Gavino, henüz 6 yaşındayken ve zorunlu eğitimini alırken babası tarafından okuldan alınır. Yoksulluk ile boğuşan baba, yükün altından tek başına kalkamadığı iddiası ile onu çoban olarak yetiştirmek üzere yanına alır. Taviani kardeşler de ilk tokadı burada vurur. Dersin ortasında gelip oğlunun eğitim hayatını sonlandıran baba, tüm gerçekliği ile olayı açıklar ve Taviani’ler bize bunu en net haliyle aktarır. Burada hem çocuğun babaya karşı, hem babanın hayata karşı verdiği bir hesabı vardır. Babasından korkmaya başlayan ve adeta sahip olunma hissiyatını korku ile yaşayan Gavino ve yoksulluk gölgesinde oğluna hayatı öğretmeye çalıştığını iddia eden ve buna mecbur olduğunu anlatmaya çalışan baba. Kendince oluşan itaat edilmesi gerekliliğini de ilk dışa vurduğu yerdir babanın. O nasıl hayata boyun eğmiş, zorluklara göğüs germiş ve aç kalmamaya çalışmışsa, oğlu da kendisine saygı duymalı, aynı hassasiyeti göstermelidir. İşte yanlışlığın başı, kendi eksikliğini ve hayatın zorluğunu, kendisine bir eşya gibi ait olduğunu düşündüğü oğlundan çıkarması. Bunu yaparken de şiddete başvuran, sevgi zerresi bile barındırmayan, anlatımını korku üzerinden ve yapay olarak durumu inşa eden bir baba figürüne dönüşmesi. Oğlunu sözüm ona hayata hazırlarken güç gösterisinden, otoritesini buradan kurmaktan da geri durmaz. Ona her hatasında şiddet uygularken, onun göreceği şekilde şiddeti doğaya karşı da meşrulaştırır ve bir yılanın başını ezerek öldürür. Güçlü olanın her zaman haklı olduğu bir düzendir bu. Hayatta kalmanın da bunlara bağlı olduğu…

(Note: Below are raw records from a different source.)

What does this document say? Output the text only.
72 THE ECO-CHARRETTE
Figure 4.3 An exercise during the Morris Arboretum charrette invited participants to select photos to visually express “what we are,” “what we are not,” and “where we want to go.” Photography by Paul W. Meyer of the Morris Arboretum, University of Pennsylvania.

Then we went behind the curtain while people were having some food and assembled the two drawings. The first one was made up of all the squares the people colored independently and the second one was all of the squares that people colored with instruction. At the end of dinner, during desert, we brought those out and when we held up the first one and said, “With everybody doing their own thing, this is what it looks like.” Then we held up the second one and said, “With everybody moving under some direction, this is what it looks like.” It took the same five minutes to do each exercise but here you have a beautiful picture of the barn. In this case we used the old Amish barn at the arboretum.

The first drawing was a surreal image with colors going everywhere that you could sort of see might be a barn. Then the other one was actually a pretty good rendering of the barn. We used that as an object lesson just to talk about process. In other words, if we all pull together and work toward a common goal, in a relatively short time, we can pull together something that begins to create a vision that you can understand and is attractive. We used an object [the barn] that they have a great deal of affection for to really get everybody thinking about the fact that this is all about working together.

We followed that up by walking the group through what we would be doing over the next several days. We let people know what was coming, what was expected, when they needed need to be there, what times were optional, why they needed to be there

Bu kadar donuk gerçekler ve sert hikayenin izlerken zaman zaman hoş bile durması Taviani kardeşlerin anlatımı ile alakadar. Şiirsel olabilmeyi her filmde, her konuda başarabilen ikili, bu filmde de bu özelliklerini Gavino’nun umudunun yeşerdiği zamanlarda çok iyi kullanıyorlar ve etkileyici olmayı başarıyorlar. Zira, ne kadar kötü başlar ve devam ederse etsin, ortada gerçek ve azmin zaferi sonrası nispeten mutlu biten bir hikaye var. Düzene, erk topluma, cehalete ve yoksulluğa bir başkaldırı niteliği taşıyan mutlu son, istendiği zaman neler yapılabileceği konusundaki basitliğe de göndermesini esirgemiyor. İtaat etme konusunu, baba oğul ilişkisi kisvesi altında sahip – köle ilişkisi üzerinden veren Taviani’ler, bu mutlu sonla bu olguyu da yıkıyor ve bahanelerin, klişelerin altına sığınılmaması gerektiğini de anlatıyor. İlk defa dış dünya ile tanışan ve kendi başına bir şeyler yapabilen Gavino üzerinden geleneklere ve baba korkusuna, babaların itaat takıntılarına/toplumsal rollerine meydan okuyor, alaşağı ediyor .
Tabiî bütün bu itaat cümleleri ve düzene karşı filmin bir azim, başarı öyküsü olduğunu da belirtmek gerek. Her şeye rağmen kendi ayakları üzerinde durabilen, yenilgiyi kabul etmeyen ve birey olabilmeyi başarabilen Gavino, izlendiğinde ya da okunduğunda eminim ki birçok insana günümüzde bile hala ilham kaynağı olacaktır. Zira, çocukken edinilen kötü tecrübelerin ve hayata 1-0 yenik başlamanın bile üstesinden gelebilmek, gerisini çok daha kolay halledebilmek anlamı da taşıyabilmekte.